There is also another problem, which is that the theory behind the hypothesis tests assumes that the hypothesis is not chosen based on the same data on which it is tested. This means that testing a hypothesis chosen based on the data is invalid.
A: Expanding a bit over my comments to the post and in addition to @Christian Henning's answer, there is nothing special about hypothesis testing. Indeed, the rationale behind hypothesis testing and confidence intervals follows that of the Scientific Method, which we have been exposed to since middle school.
It is the usual cycle

Formulate a hypothesis -> run experiments and collect data -> analyse
data and look if your hypothesis is supported.

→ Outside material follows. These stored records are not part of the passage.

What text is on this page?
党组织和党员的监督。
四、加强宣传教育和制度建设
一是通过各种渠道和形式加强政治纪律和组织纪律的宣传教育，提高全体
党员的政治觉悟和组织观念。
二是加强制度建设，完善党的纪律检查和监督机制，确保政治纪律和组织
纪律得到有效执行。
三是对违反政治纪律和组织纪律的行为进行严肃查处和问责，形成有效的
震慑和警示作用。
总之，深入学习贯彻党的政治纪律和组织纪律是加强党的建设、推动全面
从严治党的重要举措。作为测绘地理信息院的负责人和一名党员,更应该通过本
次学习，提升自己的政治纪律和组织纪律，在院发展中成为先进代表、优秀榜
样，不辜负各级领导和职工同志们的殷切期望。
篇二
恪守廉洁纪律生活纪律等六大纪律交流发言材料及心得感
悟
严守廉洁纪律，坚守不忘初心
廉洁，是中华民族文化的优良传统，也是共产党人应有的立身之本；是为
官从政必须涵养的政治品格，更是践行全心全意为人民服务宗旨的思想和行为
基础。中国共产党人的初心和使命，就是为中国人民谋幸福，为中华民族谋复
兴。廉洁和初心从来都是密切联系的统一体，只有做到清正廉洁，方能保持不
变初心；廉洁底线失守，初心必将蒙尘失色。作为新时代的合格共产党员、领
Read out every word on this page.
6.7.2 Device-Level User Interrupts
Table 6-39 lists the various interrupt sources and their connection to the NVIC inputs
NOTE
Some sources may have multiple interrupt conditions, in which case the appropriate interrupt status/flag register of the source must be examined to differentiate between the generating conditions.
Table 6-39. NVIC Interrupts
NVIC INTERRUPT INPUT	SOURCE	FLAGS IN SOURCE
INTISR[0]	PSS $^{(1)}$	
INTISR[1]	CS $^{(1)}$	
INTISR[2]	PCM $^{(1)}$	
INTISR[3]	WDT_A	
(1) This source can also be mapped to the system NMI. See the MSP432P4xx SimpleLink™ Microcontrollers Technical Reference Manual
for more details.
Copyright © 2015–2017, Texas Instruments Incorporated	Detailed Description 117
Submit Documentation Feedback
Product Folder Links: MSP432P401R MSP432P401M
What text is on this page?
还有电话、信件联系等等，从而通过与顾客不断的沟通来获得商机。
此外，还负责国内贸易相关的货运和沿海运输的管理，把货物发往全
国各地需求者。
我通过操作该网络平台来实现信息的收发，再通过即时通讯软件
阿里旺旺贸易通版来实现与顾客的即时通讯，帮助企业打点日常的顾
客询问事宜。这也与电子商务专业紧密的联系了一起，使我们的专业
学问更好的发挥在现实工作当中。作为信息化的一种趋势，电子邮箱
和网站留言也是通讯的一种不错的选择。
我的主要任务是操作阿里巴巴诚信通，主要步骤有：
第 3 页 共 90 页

The data collected may not support your hypothesis and that's perfectly acceptable. In that case, there are two things happening:

*

*the hypothesis is true but the data are not enough or

*the hypothesis is actually not true.

If you do not get evidence about your hypothesis, you can either decide to collect new data or rethink the hypothesis...
Nevertheless, tailoring the scientific hypothesis to what the data say is scientifically the most terrible thing you could do, since

*

*Observed data are subject to randomness, i.e. your results may not be replicable.

*Data should and can only offer you evidence about a scientific theory, but they cannot tell WHY or IF the theory is TRUE. Truthiness has to be based on domain-specific arguments.

Thus, to sum up, you can make the data tell you what you want, but what you will get will be, at best, useless or harmful.